Lofty studied his face contemplatively for a moment and rang for his treasurer.
"How did you get Ersten?" he was curious to know; and Johnny told him, to their mutual enjoyment.
At the nearest drug store Johnny called up Constance.
"Heinrich Schnitt is fixing your coat!" he announced.
"Danke!" she cried. "Did you get the lease?"
"Yes, and sold it to Lofty," he enthusiastically informed her. "The schedule is paid up until four o'clock to-morrow afternoon."
"Oh!" she gasped. "Wait a minute." He held the telephone while she consulted the score board and did some figuring. "That makes five hundred thousand of your million! Just half!"
"I'm coming around to see that diagram," he hastily stated.

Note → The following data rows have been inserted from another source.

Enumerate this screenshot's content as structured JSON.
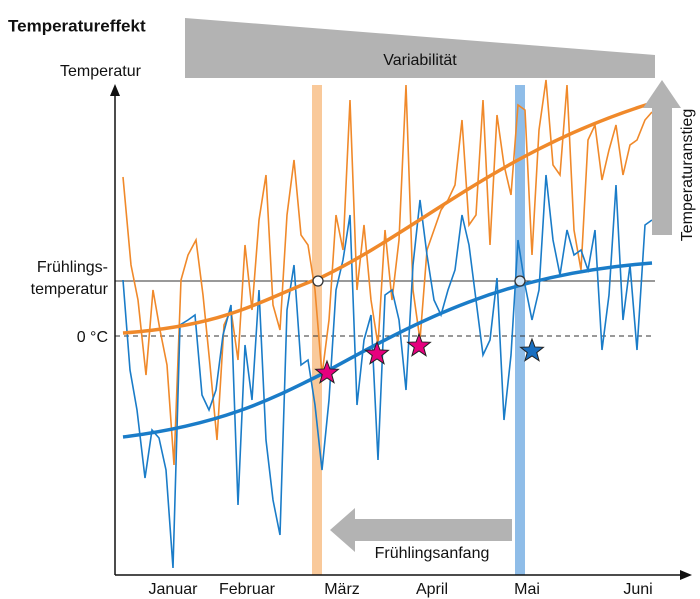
{
  "header": {
    "title": "Temperatureffekt"
  },
  "labels": {
    "variability": "Variabilität",
    "y_axis": "Temperatur",
    "rise": "Temperaturanstieg",
    "spring_temp_1": "Frühlings-",
    "spring_temp_2": "temperatur",
    "zero": "0 °C",
    "spring_start": "Frühlingsanfang"
  },
  "months": [
    "Januar",
    "Februar",
    "März",
    "April",
    "Mai",
    "Juni"
  ]
}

CHAPTER XVII. IN WHICH THE STRAW SAILOR HAT OF JOHNNY PLAYS AN EMBARRASSING ROLE
"My dear," observed Mr. Courtney as he and his wife approached the jessamine summer-house," do you pick your week-end guests from a city directory or do you draw the names from a hat?" Constance Joy, sitting in the summer-house with Johnny Gamble, rose and laughed lightly as a warning.
"My dear," retorted Mrs. Courtney very sweetly indeed and all unheeding of the laugh, "I pick them by a better system than you employ when you invite stag parties. You usually need to be introduced to your guests. Just whom would you like to have me send home?"
"Paul Gresham for one," replied Courtney bluntly, "and the entire Wobbles tribe, with their friend Birchard, for some more."
"I could be perfectly happy without them myself, Ben," sighed his wife, "but the Wobbles bachelors invite themselves whenever they please, and Paul Gresham was asked on account of Constance."